Um adesivo para tampar a cabeça do pênis está à venda na internet. Isso mesmo. Uma empresa de Las Vegas, nos Estados Unidos, lançou, em “versão beta”, um produto chamado Jiftip, que nada mais é do que isto – uma espécie de “mini post it” para ser colado na saída da uretra, o que supostamente impediria o vazamento de esperma ou líquido pré-ejaculatório durante o sexo. O objetivo, segundo o site, não é evitar uma gravidez ou DSTs (doenças sexualmente transmissíveis), mas o projeto traz uma forte mensagem de desprezo à camisinha, o que é preocupante.

Se a ideia não é substituir o preservativo, então qual a vantagem de usar um produto como esse? “Use apenas por prazer, conveniência, novidade ou diversão. NÃO USARÁS ISSO PARA EVITAR A GRAVIDEZ OU PARA A PREVENÇÃO DE DST”, diz o site, assim mesmo, com esse tom irônico. Cada embalagem com três adesivos custa 6 dólares (ou quase 20 reais). Não gostou? É só pedir reembolso. E não precisa devolver, é claro.

Importante esclarecer (pois é preciso navegar um pouco no site para achar esta informação) que é necessário tirar o adesivo antes de ejacular. Como mencionaram alguns especialistas procurados pela imprensa internacional, que deu destaque à novidade nos últimos dias, bloquear a saída do esperma pode ser algo doloroso, e até causar alguma lesão interna, se é que a cola do produto funciona mesmo. E descolar o adesivo do pênis não dói? Provavelmente sim, é pode até causar irritações.

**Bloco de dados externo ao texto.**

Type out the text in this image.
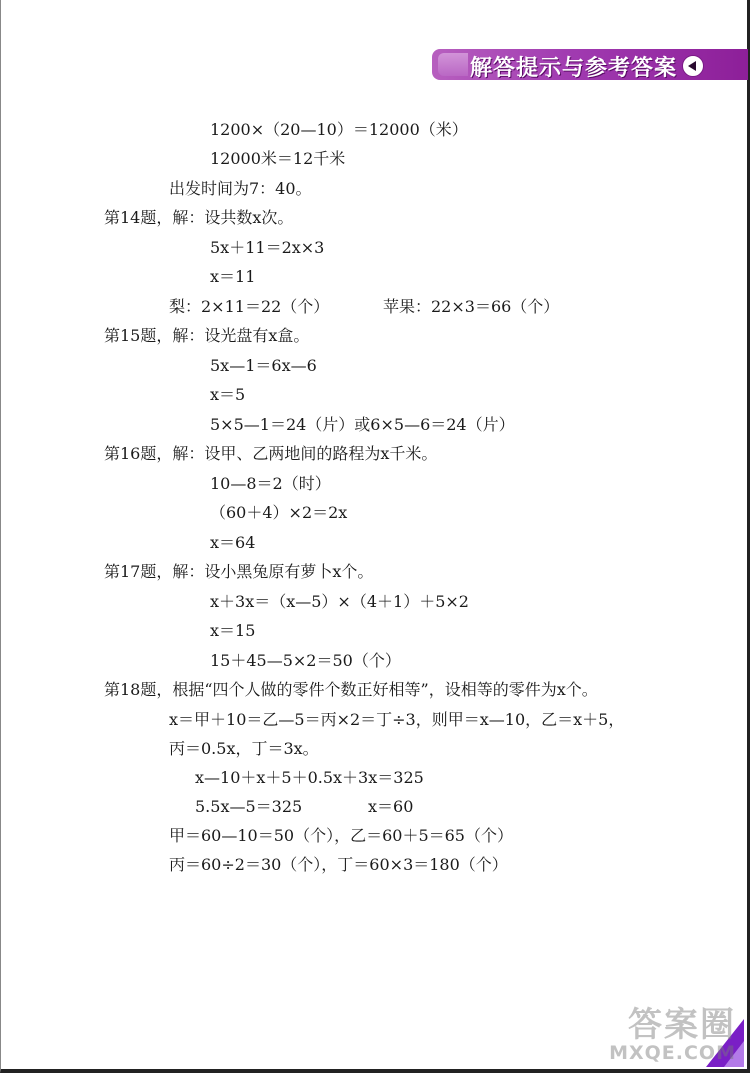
解答提示与参考答案
1200×（20—10）＝12000（米）
12000米＝12千米
出发时间为7：40。
第14题，解：设共数x次。
5x＋11＝2x×3
x＝11
梨：2×11＝22（个）	苹果：22×3＝66（个）
第15题，解：设光盘有x盒。
5x—1＝6x—6
x＝5
5×5—1＝24（片）或6×5—6＝24（片）
第16题，解：设甲、乙两地间的路程为x千米。
10—8＝2（时）
（60＋4）×2＝2x
x＝64
第17题，解：设小黑兔原有萝卜x个。
x＋3x＝（x—5）×（4＋1）＋5×2
x＝15
15＋45—5×2＝50（个）
第18题，根据“四个人做的零件个数正好相等”，设相等的零件为x个。
x＝甲＋10＝乙—5＝丙×2＝丁÷3，则甲＝x—10，乙＝x＋5，
丙＝0.5x，丁＝3x。
x—10＋x＋5＋0.5x＋3x＝325
5.5x—5＝325	x＝60
甲＝60—10＝50（个），乙＝60＋5＝65（个）
丙＝60÷2＝30（个），丁＝60×3＝180（个）
答案圈
MXQE.COM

Qualquer pessoa tem o direito de gastar seu dinheiro com o que quiser. O problema são as diversas mensagens que os desenvolvedores do projeto espalham na internet. Para começar, o slogan é ambíguo: “Sinta seu parceiro. Sinta a liberdade. Sinta-se seguro”. Um usuário mal-avisado que queira participar do teste pode se dar mal se achar que está protegido de alguma coisa com o produto. Mas o pior são os posts nas redes sociais: “Você odeia camisinha? Seu pai também. Deve ser algo hereditário”, diz um dos posts do Jiftip no Facebook. “No meu tempo, o sexo era melhor sem embalagem. E você quer saber? Ainda é”, comenta outro.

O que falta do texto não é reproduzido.